Maybe it won’t last, but researchers this week said they discovered a real planet beyond our solar system — a blazing hot world slightly larger than Neptune that orbits a Sun-like star every 19 hours and appears to be covered in metal. Clouds made of titanium and silicates reflect most of the light coming into space.
Written by Will Dunham
WASHINGTON — Astronomers say it’s a planet that probably shouldn’t exist.
This week researchers said they discovered a real planet beyond our solar system, a hotter world slightly larger than Neptune that appears to be shrouded in clouds of metal made of titanium and silicates that orbit a Sun-like star every 19 hours. Most incoming light is back into space.
“It’s a giant mirror in space,” said astronomer James Jenkins, of the University of Diego Portales and the Center for Excellence in Astrophysics and Associated Technologies (CATA) in Chile, and co-author of the research, published in the journal Astronomy and Astrophysics.
It reflects 80% of incoming light, making it the most reflective object in the universe. The brightest object in Earth’s night sky besides the Moon, Venus is the most reflective object in our solar system and is surrounded by clouds of toxic sulfuric acid. Venus reflects 75 percent of incoming light. Earth reflects about 30%.
Named LTT9779b, the planet and its star are located in our Milky Way galaxy in the direction of Sculptor, about 264 light-years from Earth. A light year is the distance light travels in one year, which is 5.9 trillion miles (9.5 trillion kilometers).
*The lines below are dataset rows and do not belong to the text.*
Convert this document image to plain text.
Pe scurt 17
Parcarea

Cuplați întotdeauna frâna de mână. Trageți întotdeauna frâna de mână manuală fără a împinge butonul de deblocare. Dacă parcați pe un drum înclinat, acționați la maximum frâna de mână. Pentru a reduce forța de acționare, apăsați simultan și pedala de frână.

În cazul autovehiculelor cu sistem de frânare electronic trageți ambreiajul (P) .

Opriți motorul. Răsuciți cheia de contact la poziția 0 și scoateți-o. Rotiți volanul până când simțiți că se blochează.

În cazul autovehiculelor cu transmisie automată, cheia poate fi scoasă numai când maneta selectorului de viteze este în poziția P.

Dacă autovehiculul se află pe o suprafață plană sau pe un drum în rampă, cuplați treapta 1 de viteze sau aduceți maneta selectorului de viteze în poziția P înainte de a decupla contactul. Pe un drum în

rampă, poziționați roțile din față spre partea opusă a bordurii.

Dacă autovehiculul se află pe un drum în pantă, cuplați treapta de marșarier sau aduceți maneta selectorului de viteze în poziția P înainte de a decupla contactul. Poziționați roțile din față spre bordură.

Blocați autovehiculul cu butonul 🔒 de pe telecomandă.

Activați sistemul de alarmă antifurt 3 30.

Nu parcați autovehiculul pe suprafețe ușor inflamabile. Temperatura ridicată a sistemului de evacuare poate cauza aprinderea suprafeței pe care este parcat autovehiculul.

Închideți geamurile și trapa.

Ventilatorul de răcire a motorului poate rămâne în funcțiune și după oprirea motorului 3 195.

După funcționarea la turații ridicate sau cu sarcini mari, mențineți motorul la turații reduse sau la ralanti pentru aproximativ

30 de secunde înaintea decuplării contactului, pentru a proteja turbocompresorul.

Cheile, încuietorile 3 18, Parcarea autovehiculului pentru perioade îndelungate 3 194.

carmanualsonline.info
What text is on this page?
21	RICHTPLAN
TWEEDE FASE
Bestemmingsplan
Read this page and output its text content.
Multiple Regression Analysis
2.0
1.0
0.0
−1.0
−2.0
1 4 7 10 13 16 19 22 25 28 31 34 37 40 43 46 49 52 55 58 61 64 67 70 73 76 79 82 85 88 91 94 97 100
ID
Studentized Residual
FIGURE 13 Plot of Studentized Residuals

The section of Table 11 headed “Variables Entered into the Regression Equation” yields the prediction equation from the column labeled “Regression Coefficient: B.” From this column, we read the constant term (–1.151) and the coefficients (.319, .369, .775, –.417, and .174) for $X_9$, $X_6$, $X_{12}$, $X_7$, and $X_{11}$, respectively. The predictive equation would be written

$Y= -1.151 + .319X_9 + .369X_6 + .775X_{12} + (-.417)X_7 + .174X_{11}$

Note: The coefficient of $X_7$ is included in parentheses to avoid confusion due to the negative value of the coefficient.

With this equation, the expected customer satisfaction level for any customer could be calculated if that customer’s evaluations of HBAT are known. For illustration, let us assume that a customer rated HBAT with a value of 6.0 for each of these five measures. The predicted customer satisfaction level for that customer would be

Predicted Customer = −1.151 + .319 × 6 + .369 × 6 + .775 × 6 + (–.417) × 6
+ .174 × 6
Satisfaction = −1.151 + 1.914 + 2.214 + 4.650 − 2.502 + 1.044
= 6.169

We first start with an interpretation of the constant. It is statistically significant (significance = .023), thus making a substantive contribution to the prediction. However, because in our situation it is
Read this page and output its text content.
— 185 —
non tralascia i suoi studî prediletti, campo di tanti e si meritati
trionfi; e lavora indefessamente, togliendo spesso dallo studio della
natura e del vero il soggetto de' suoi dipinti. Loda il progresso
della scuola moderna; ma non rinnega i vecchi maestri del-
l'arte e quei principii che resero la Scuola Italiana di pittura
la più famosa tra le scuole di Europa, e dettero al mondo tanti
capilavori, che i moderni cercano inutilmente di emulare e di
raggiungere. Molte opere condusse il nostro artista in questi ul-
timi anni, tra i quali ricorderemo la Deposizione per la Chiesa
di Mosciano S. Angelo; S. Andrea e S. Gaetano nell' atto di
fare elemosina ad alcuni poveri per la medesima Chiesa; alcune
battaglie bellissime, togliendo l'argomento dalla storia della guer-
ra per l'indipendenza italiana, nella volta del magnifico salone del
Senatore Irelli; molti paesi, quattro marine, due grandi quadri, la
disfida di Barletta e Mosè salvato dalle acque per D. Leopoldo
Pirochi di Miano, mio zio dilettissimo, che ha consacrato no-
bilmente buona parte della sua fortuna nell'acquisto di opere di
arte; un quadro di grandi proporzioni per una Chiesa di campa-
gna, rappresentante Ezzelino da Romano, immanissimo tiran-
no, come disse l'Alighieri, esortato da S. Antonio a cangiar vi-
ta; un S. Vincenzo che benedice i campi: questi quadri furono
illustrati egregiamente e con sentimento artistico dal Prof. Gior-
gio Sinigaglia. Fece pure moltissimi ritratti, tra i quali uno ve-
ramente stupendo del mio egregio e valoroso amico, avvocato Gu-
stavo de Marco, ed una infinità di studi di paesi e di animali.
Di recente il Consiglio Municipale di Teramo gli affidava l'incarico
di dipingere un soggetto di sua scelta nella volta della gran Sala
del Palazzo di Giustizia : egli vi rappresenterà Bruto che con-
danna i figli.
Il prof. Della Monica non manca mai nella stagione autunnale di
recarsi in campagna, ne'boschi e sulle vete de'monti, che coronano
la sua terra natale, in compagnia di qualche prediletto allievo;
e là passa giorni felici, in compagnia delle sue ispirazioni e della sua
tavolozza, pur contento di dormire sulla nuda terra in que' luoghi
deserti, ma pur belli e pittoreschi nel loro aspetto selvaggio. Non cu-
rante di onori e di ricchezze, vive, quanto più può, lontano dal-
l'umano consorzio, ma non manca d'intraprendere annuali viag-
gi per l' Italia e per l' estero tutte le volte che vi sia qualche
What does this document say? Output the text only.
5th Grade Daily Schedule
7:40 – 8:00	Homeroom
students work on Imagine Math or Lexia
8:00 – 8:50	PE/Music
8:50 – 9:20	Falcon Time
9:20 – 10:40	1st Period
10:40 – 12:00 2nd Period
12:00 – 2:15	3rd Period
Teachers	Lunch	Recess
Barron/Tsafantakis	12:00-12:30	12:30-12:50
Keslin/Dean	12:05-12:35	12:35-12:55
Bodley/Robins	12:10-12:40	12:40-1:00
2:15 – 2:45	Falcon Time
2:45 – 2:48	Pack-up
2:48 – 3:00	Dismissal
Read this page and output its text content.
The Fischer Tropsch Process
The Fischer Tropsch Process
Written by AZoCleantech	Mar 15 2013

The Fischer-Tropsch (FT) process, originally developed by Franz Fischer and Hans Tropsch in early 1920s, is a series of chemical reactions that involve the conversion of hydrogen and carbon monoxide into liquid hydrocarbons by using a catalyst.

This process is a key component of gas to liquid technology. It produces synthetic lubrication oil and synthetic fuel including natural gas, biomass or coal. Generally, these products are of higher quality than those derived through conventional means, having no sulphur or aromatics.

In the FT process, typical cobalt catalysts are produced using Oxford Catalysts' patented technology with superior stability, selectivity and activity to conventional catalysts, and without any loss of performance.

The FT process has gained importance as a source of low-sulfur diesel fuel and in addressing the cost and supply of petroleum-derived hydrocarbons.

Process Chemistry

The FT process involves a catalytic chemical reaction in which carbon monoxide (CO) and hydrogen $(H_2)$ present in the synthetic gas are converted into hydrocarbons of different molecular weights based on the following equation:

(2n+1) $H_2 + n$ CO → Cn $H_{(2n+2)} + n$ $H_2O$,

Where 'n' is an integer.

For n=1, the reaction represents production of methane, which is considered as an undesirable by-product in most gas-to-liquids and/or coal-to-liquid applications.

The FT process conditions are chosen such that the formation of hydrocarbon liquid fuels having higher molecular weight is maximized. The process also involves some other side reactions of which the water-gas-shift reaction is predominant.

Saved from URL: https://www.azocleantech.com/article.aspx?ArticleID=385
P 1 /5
The planet is 4.7 times the diameter of Earth, and it orbits very close to its star – closer than the distance to the Sun of our solar system’s innermost planet, Mercury, and 60 times closer than Earth’s orbit. With scorching solar radiation from its star, its surface temperature is about 3,270 degrees Fahrenheit (1,800 degrees Celsius), hotter than molten lava.
According to the researchers, because its star is so close, it’s a wonder if it has any atmosphere at all. An atmosphere with water-based clouds like Earth’s would have been blown away by solar radiation long ago. But they believe its clouds are metallic, a combination of titanium and silicates — the materials that make up most of Earth’s crust.
“We think that the clouds will condense into droplets and that titanium will rain down in some parts of the atmosphere,” Jenkins said.
Researchers used the European Space Agency’s CHEEOPS orbiting telescope to study the planet.
“No planet like this has been discovered to date,” said Sergio Hoyer, an astronomer at the Astrophysics Laboratory in Marseille, France and lead author of the study.
According to study co-author Vivian Parmentier, an astronomer at France’s Côte d’Azur Observatory, an atmosphere orbiting so close to its star makes it “a planet that shouldn’t exist.”
“The super-reflective cloud cover may help prevent the planet from heating up too much and being stripped of its atmosphere,” Parmentier said. “It’s quite unique because all the other planets at this temperature are hot enough to maintain their atmospheres, which are too hot to form clouds and dark like charcoal.”
It appears to be tidally locked to its star, just as the Moon is toward Earth, with a permanent day side facing the star and a permanent night side facing away.
All previously known planets orbiting their stars in less than one Earth day were either “hot Jupiters,” gas giants similar to our Solar System’s largest planet but much hotter due to solar radiation — or rocky planets smaller than Earth and lacking an atmosphere. .
Classified as an “ultra-hot Neptune,” researchers wonder whether LTT9779b started as a gas giant only to lose much of its atmosphere, or whether it started at its current size.
More than 5,000 planets beyond our solar system – called exoplanets – have been discovered, many of which are very different from the eight planets in our solar system. As increasingly capable instruments come on line — the James Webb Space Telescope became operational last year, and a much larger telescope is under construction in Chile — more discoveries await.
“The diversity of exoplanets is amazing,” Parmentier said, “and we’ve only scratched the surface.”